I am the author: I have my favorite parts, the bits that I want for "me", for my art, for my "moment," not for the plot. My message, my heartache, my piece to say in print.
He is the reader: he gets bored by the parts that are too much about "me." He hammers his hand and demands I get ON with the story. He demands I demonstrate the importance of everything in the story.
Microsoft Word is the battleground. We have the "track changes" tool on, so every keystroke is instantly highlighted in red on the screen. He reads a sentence, says, "Too wordy," and deletes it. It vanishes into a red bubble on the side of the screen.
I become an advocate for the sentence. I right-click on it, reject his change. I then rewrite it, and it's a blaze of red across the monochrome page. He points out I just used the word "fastidiously" twice in the same paragraph (and it was *not* for stylistic effect). I rewrite. His head nods. I highlight the text and right click "Accepted." Black and white unity returns. On to the next paragraph.
(Repeat this process a thousand times.)
After a while, we start to get silly. We "accept" changes, and belt out Marie Miller's song, "I am Accepted, hey yeah-eh-yeah!" We "delete" changes, and bellow like StrongBad, "Deleted Forever!"
Today the delete-accept war reached titanic proportions when he declared that two scenes (one of which was my favorite, set in a fabric store) were "useless." He highlighted them and hit a key. DeLETED! I yelped as five pages of manuscript vanished from the page and were sucked into a red bubble on the sidebar. I dabbed out a quick hand: cntrl-Z. Text restored in red glory! Yelling back, he hit "redo" and the pages vanished. Delete! Restore! Delete! Restore! Unable to sustain the serious frustration of the moment, we dissolved into laughter.
I agreed to go back and rewrite the offensive scenes to justify them.
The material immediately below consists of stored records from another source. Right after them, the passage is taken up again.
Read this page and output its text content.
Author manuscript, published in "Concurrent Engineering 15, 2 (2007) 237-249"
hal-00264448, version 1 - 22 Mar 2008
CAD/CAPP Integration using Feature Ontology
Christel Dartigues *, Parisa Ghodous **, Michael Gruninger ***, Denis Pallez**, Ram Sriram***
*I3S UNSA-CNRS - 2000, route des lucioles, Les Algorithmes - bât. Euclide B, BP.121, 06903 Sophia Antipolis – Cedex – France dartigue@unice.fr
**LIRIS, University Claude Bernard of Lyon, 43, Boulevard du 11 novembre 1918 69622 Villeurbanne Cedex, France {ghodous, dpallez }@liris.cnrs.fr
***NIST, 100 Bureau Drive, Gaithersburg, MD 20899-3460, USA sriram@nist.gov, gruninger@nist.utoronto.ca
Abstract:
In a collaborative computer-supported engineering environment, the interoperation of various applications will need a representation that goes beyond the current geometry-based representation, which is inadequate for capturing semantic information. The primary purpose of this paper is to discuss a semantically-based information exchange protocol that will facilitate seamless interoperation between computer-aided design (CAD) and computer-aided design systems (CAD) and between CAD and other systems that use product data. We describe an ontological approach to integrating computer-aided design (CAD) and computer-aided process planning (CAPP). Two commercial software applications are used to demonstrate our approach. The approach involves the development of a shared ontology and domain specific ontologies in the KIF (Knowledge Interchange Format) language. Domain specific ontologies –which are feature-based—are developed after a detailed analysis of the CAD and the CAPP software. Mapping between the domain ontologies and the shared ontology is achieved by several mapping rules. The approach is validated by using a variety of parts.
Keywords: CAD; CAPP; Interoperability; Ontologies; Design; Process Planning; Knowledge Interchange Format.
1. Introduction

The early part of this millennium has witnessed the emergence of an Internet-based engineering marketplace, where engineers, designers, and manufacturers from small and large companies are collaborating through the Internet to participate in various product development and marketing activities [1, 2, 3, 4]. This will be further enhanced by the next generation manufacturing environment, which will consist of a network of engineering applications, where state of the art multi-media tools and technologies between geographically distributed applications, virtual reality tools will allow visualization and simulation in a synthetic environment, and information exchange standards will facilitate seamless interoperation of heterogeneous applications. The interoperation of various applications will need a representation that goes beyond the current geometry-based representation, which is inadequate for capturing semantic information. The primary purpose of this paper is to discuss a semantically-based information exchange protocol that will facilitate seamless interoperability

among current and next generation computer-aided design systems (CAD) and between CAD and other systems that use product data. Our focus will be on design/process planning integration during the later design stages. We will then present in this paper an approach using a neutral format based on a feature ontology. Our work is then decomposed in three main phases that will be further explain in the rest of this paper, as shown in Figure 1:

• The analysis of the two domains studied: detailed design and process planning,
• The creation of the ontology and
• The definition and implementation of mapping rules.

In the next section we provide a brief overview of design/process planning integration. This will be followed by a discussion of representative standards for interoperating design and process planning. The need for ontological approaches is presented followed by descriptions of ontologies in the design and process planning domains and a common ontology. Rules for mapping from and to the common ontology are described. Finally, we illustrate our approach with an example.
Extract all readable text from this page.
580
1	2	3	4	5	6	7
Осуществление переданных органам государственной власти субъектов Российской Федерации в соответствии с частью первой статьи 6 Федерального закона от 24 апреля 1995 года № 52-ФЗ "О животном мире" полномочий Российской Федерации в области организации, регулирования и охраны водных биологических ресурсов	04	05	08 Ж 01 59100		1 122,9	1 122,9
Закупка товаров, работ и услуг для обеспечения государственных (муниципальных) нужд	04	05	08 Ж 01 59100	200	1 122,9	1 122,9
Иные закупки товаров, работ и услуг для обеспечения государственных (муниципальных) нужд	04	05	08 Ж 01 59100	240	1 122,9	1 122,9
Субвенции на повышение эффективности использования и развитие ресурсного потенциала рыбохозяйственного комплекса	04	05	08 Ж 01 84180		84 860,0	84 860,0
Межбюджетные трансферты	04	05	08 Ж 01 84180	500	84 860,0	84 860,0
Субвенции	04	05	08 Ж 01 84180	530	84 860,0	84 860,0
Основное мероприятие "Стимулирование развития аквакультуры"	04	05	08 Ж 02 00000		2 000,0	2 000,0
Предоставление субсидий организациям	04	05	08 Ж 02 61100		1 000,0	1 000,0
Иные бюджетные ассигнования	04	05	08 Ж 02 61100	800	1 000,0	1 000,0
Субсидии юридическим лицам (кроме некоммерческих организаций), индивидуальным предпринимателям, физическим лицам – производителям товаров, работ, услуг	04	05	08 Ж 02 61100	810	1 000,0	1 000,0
He decided to break the cycle of Midnight Editing and go to bed at 9:30.
I stayed up and rewrote the scenes, embellishing them with a few plot points to please my editor, then re-read them tenderly and assured them that they won't be cut from the manuscript.
I can't tell if I'm preserving a scene that posterity will adore, or just stroking my ego.
No doubt my editor will let me know in the morning.
PS: My editor just stagged back up to the computer to make sure I'm okay. He edited this blog post before I could post it. It is much better.
For the record, he takes issue with the phrase "red glory" in the paragraph above, saying that he remembers the text being restored as black and white.
Comments
Sounds fun!
Anyhow, I'm so glad that you have the blessing of a husband who can work with you on this project!
I hope that "Midnight Dancers" will be at the ILCHConference - I am praying!!!